North: Aftermath of the Boston Marathon bombings
WASHINGTON — More than 2,500 years ago, Sun Tzu wrote “The Art of War.” In it, the Chinese strategist postulated: “One who knows the enemy and knows himself will not be endangered in a hundred engagements. … One who knows neither the enemy nor himself will invariably be defeated.”
Two millenniums later, Prussian military theorist Carl Philipp Gottfried von Clausewitz wrote a detailed exposition on the principles of warfare. His book “On War” — published after his death in 1831 — posits, inter alia, that inadequate, incomplete or incorrect intelligence will inevitably contribute to the “fog of war” and lead to “unexpected developments” that can obscure “the objective” in a conflict.
Unfortunately for us, our elected and appointed leaders in Washington appear to be completely unfamiliar with those two works.
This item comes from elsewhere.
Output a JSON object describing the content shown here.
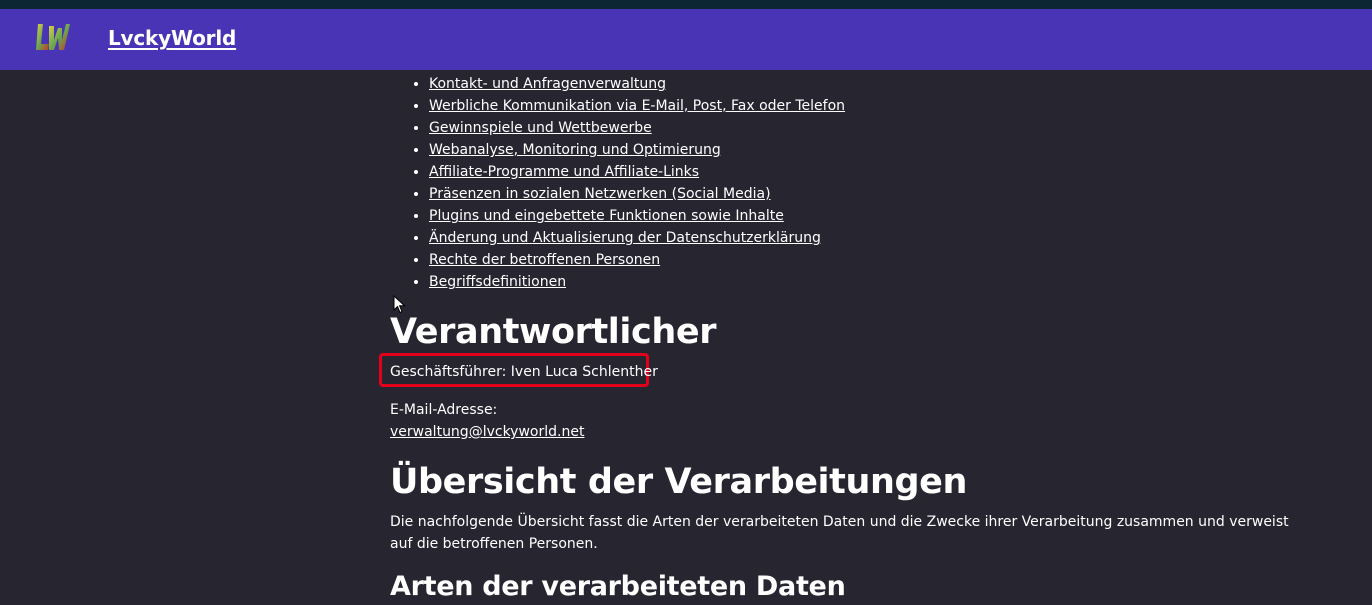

In the aftermath of last week’s Boston Marathon terror attack, it is clear that those running our federal government — cocooned in federal buildings protected by high-tech security, metal detectors, bag searches, mail sensors and armed guards and convoyed to and fro in motorcades of armored limousines — know neither our enemy nor what we need to do about it. It’s not a new phenomenon. It’s just getting worse.
Thirty years ago this week, suicide bombers used car bombs to blow up the U.S. Embassy in Beirut, killing 63, including 17 Americans. In October 1983, a suicidal terrorist succeeded in detonating a truckload of explosives inside the U.S. Marine barracks near the Beirut airport. At the time, the word “jihad” and the phrase “radical Islamists” rarely were mentioned. Most of us in the counterterrorism business believed that those horrific events were related to the long-running Lebanese civil war and the never-ending Arab-Israeli conflict. We were wrong.
Now, three decades later — and with more than 4,000 Americans dead — there is no excuse for such willful ignorance. Radical Islamists are still at war with us — and still killing Americans. Unless our government accepts that fact, more Americans are likely to die at the hands of those waging jihad against us.
Regrettably, the Obama administration persists in treating acts perpetrated by jihadi terrorists as criminal behavior rather than as acts of war. In June 2009, native American Abdulhakim Mujahid Muhammad was arrested after killing one U.S. soldier and wounding another outside a Little Rock, Ark., recruiting station. As he opened fire, he was heard to be shouting, “Allahu akbar!” He was treated as a common criminal.